Durch eine Freundin lernt Louisa Nancy Mitford kennen. Da das Kindermädchen ...

Nach dem Tod ihres Vaters schlagen Louisa und ihre Mutter sich so gut es geht durchs Leben. Viel können sie sich nicht leisten.
Durch eine Freundin lernt Louisa Nancy Mitford kennen.
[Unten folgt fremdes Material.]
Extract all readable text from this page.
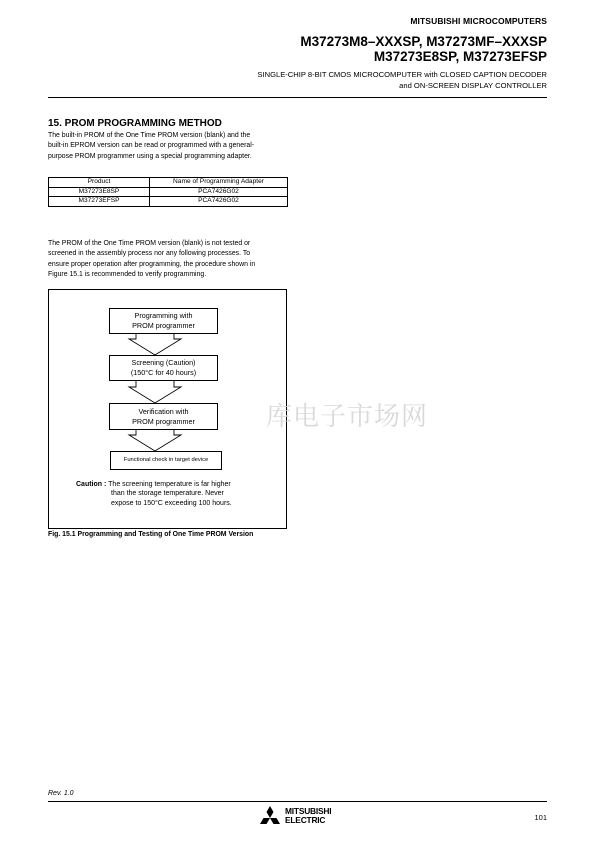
MITSUBISHI MICROCOMPUTERS
M37273M8–XXXSP, M37273MF–XXXSP
M37273E8SP, M37273EFSP
SINGLE-CHIP 8-BIT CMOS MICROCOMPUTER with CLOSED CAPTION DECODER
and ON-SCREEN DISPLAY CONTROLLER
15. PROM PROGRAMMING METHOD
The built-in PROM of the One Time PROM version (blank) and the
built-in EPROM version can be read or programmed with a general-
purpose PROM programmer using a special programming adapter.
Product	Name of Programming Adapter
M37273E8SP	PCA7426G02
M37273EFSP	PCA7426G02
The PROM of the One Time PROM version (blank) is not tested or
screened in the assembly process nor any following processes. To
ensure proper operation after programming, the procedure shown in
Figure 15.1 is recommended to verify programming.
Programming with
PROM programmer
Screening (Caution)
(150°C for 40 hours)
Verification with
PROM programmer
Functional check in target device
Caution : The screening temperature is far higher
than the storage temperature. Never
expose to 150°C exceeding 100 hours.
Fig. 15.1 Programming and Testing of One Time PROM Version
库电子市场网
Rev. 1.0
MITSUBISHI
ELECTRIC	101
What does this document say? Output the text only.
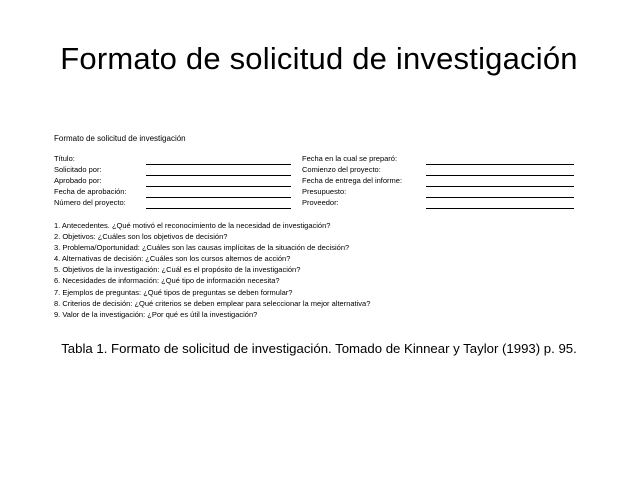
Formato de solicitud de investigación
Formato de solicitud de investigación
Título:
Solicitado por:
Aprobado por:
Fecha de aprobación:
Número del proyecto:
Fecha en la cual se preparó:
Comienzo del proyecto:
Fecha de entrega del informe:
Presupuesto:
Proveedor:
1. Antecedentes. ¿Qué motivó el reconocimiento de la necesidad de investigación?
2. Objetivos: ¿Cuáles son los objetivos de decisión?
3. Problema/Oportunidad: ¿Cuáles son las causas implícitas de la situación de decisión?
4. Alternativas de decisión: ¿Cuáles son los cursos alternos de acción?
5. Objetivos de la investigación: ¿Cuál es el propósito de la investigación?
6. Necesidades de información: ¿Qué tipo de información necesita?
7. Ejemplos de preguntas: ¿Qué tipos de preguntas se deben formular?
8. Criterios de decisión: ¿Qué criterios se deben emplear para seleccionar la mejor alternativa?
9. Valor de la investigación: ¿Por qué es útil la investigación?
Tabla 1. Formato de solicitud de investigación. Tomado de Kinnear y Taylor (1993) p. 95.
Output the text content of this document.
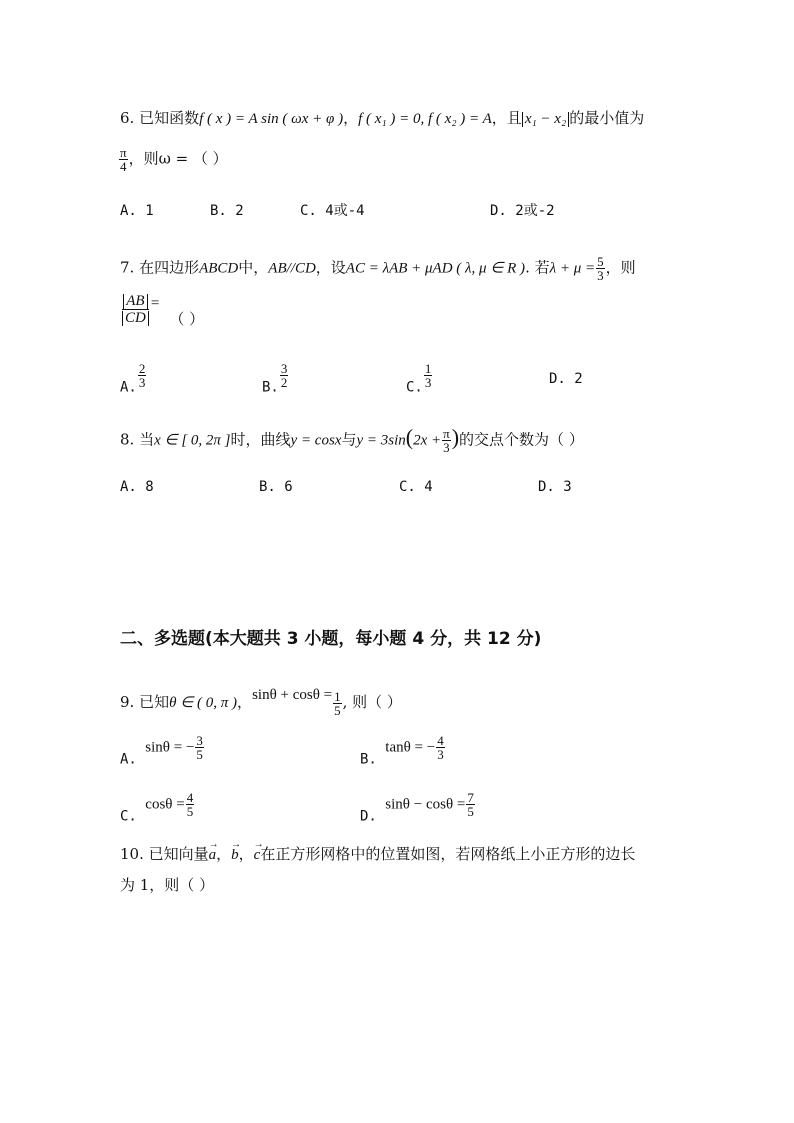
6. 已知函数f ( x ) = A sin ( ωx + φ )，f ( x₁ ) = 0, f ( x₂ ) = A，且 x₁ − x₂ 的最小值为
$\frac{\pi}{4}$ ，则ω = （ ）
A. 1	B. 2	C. 4或-4	D. 2或-2
7. 在四边形ABCD中，AB//CD，设AC = λAB + μAD ( λ, μ ∈ R ). 若$\lambda + \mu = \frac{5}{3}$ ，则
$\frac{AB}{CD}$ =（ ）
A. $\frac{2}{3}$	B. $\frac{3}{2}$	C. $\frac{1}{3}$	D. 2
8. 当x ∈ [ 0, 2π ]时，曲线y = cosx与$y = 3\sin(2x + \frac{\pi}{3}$ )的交点个数为（ ）
A. 8	B. 6	C. 4	D. 3
二、多选题(本大题共 3 小题，每小题 4 分，共 12 分)
9. 已知θ ∈ ( 0, π )，$\sin\theta + \cos\theta = \frac{1}{5}$ , 则（ ）
A. sinθ = − $\frac{3}{5}$	B. tanθ = − $\frac{4}{3}$
C. $\cos\theta = \frac{4}{5}$	D. $\sin\theta - \cos\theta = \frac{7}{5}$
10. 已知向量→ a，→ b，→ c在正方形网格中的位置如图，若网格纸上小正方形的边长
为 1，则（ ）
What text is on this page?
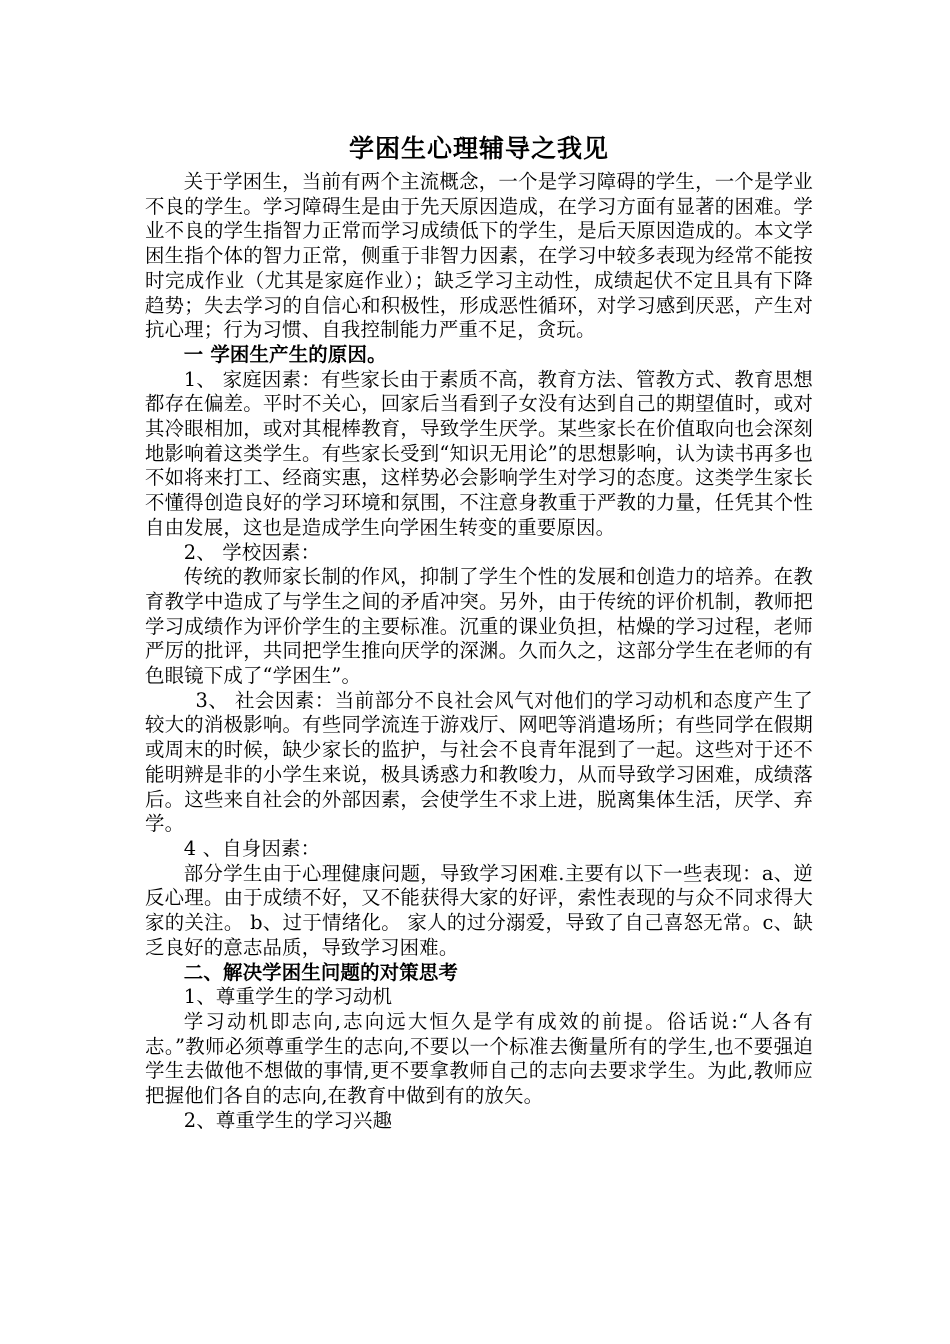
学困生心理辅导之我见

关于学困生，当前有两个主流概念，一个是学习障碍的学生，一个是学业不良的学生。学习障碍生是由于先天原因造成，在学习方面有显著的困难。学业不良的学生指智力正常而学习成绩低下的学生，是后天原因造成的。本文学困生指个体的智力正常，侧重于非智力因素，在学习中较多表现为经常不能按时完成作业（尤其是家庭作业）；缺乏学习主动性，成绩起伏不定且具有下降趋势；失去学习的自信心和积极性，形成恶性循环，对学习感到厌恶，产生对抗心理；行为习惯、自我控制能力严重不足，贪玩。

一 学困生产生的原因。

1、 家庭因素：有些家长由于素质不高，教育方法、管教方式、教育思想都存在偏差。平时不关心，回家后当看到子女没有达到自己的期望值时，或对其冷眼相加，或对其棍棒教育，导致学生厌学。某些家长在价值取向也会深刻地影响着这类学生。有些家长受到“知识无用论”的思想影响，认为读书再多也不如将来打工、经商实惠，这样势必会影响学生对学习的态度。这类学生家长不懂得创造良好的学习环境和氛围，不注意身教重于严教的力量，任凭其个性自由发展，这也是造成学生向学困生转变的重要原因。

2、 学校因素：

传统的教师家长制的作风，抑制了学生个性的发展和创造力的培养。在教育教学中造成了与学生之间的矛盾冲突。另外，由于传统的评价机制，教师把学习成绩作为评价学生的主要标准。沉重的课业负担，枯燥的学习过程，老师严厉的批评，共同把学生推向厌学的深渊。久而久之，这部分学生在老师的有色眼镜下成了“学困生”。

3、 社会因素：当前部分不良社会风气对他们的学习动机和态度产生了较大的消极影响。有些同学流连于游戏厅、网吧等消遣场所；有些同学在假期或周末的时候，缺少家长的监护，与社会不良青年混到了一起。这些对于还不能明辨是非的小学生来说，极具诱惑力和教唆力，从而导致学习困难，成绩落后。这些来自社会的外部因素，会使学生不求上进，脱离集体生活，厌学、弃学。

4 、自身因素：

部分学生由于心理健康问题，导致学习困难.主要有以下一些表现：a、逆反心理。由于成绩不好，又不能获得大家的好评，索性表现的与众不同求得大家的关注。 b、过于情绪化。 家人的过分溺爱，导致了自己喜怒无常。c、缺乏良好的意志品质，导致学习困难。

二、解决学困生问题的对策思考
1、尊重学生的学习动机

学习动机即志向,志向远大恒久是学有成效的前提。俗话说:“人各有志。”教师必须尊重学生的志向,不要以一个标准去衡量所有的学生,也不要强迫学生去做他不想做的事情,更不要拿教师自己的志向去要求学生。为此,教师应把握他们各自的志向,在教育中做到有的放矢。

2、尊重学生的学习兴趣
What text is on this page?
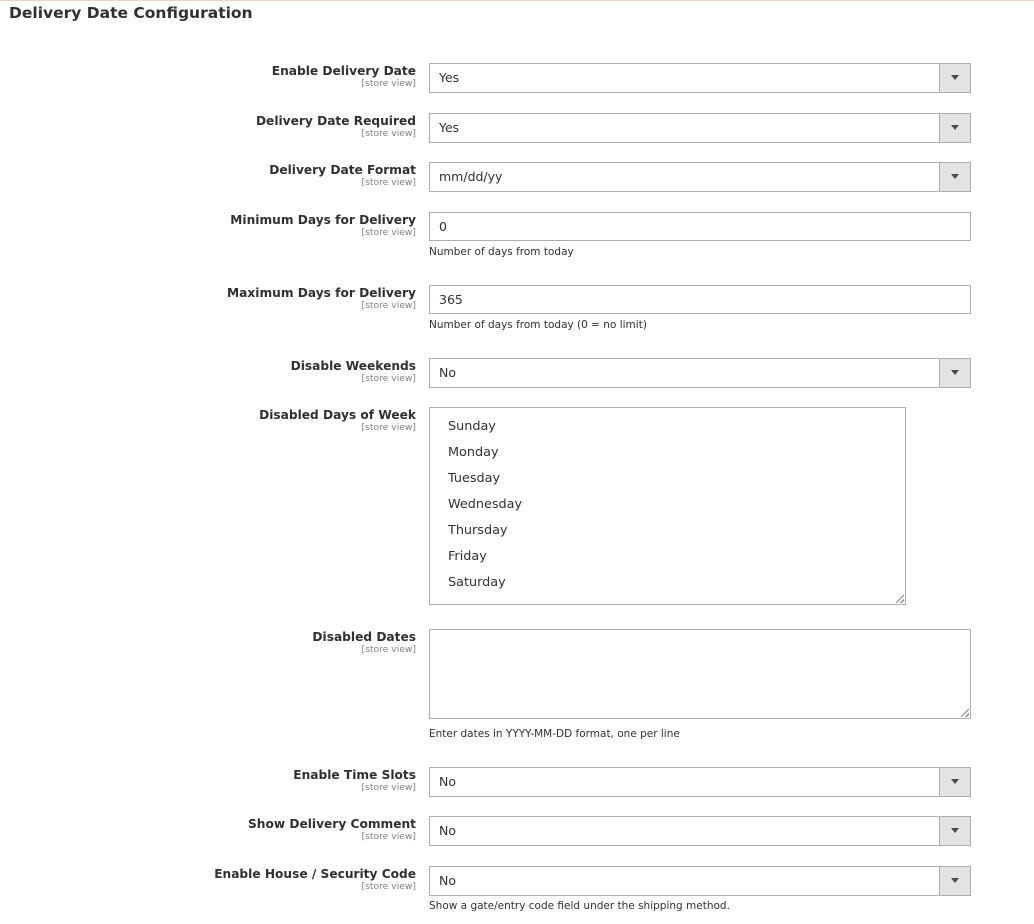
Delivery Date Configuration
Enable Delivery Date
[store view] Yes
Delivery Date Required
[store view] Yes
Delivery Date Format
[store view] mm/dd/yy
Minimum Days for Delivery
[store view] 0
Number of days from today
Maximum Days for Delivery
[store view] 365
Number of days from today (0 = no limit)
Disable Weekends
[store view] No
Disabled Days of Week
[store view]	Sunday
Monday
Tuesday
Wednesday
Thursday
Friday
Saturday
Disabled Dates
[store view]
Enter dates in YYYY-MM-DD format, one per line
Enable Time Slots
[store view] No
Show Delivery Comment
[store view] No
Enable House / Security Code
[store view] No
Show a gate/entry code field under the shipping method.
Da das Kindermädchen durchgebrannt war bekommt Louisa die Stelle als Anstandsdame der sechs Töchter bei den Mitfords.
So wird endlich ein Traum für Louisa wahr und sie kann in einem gut geführten Herrenhaus leben.
Zur selben Zeit wird die berühmte Krankenschwester Florence Nightingale Shore ermordet. Die älteste Tochter Nancy Mitford versucht auf eigene Faust zu ermitteln.
Die Schwestern von Mitford Manor – Unter Verdacht, ist der erste Teil einer Familien Saga von Jessica Fellowes. Die Autorin ist bekannt durch ihre Begleitbücher zu der Serie Dowton Abbey.
Die Saga wird wohl sehr umfangreich werden den es gibt bei den Mitfords 6 Schwestern und in jedem Buch soll eine von ihnen die Hauptrolle übernehmen. Den Anfang macht Nancy, die älteste. Ich denke einmal es wird nach dem Alter der Reihe nach gehen. So kann die Autorin auch den Zeitcolorit über Jahrzehnte wiedergeben.
Das Buch hatte zwei Handlungsstränge. Zum Einen die Geschichte des Kindermädchens Louisa, die in armen Verhältnissen aufgewachsen ist und sich mit der Anstellung bei den Mitfords ihren Unterhalt selber verdienen kann und den Mitford Mädchen.
Hier ist es besonders Nancy die in Louisa fast so etwas wie eine Freundin sieht.
Zum Anderen der Mordfall an der Krankenschwester Florence Nightingale Shore wo man immer wieder Einblicke in die Ermittlungen bekommt und besonders Nancy interessiert sich für den Fall.
Der Schreibstil ist fließend. Das Buch hat mich von der ersten Seite an gepackt.
Die Personen waren alle sehr realistisch dargestellt, die fiktiven genauso wie die Mitford Schwestern die ja real waren.
Dieses Buch ist eine klare Leseempfehlung. Ich freue mich auf noch mehr schöne Lesestunden mit den Folgebänden.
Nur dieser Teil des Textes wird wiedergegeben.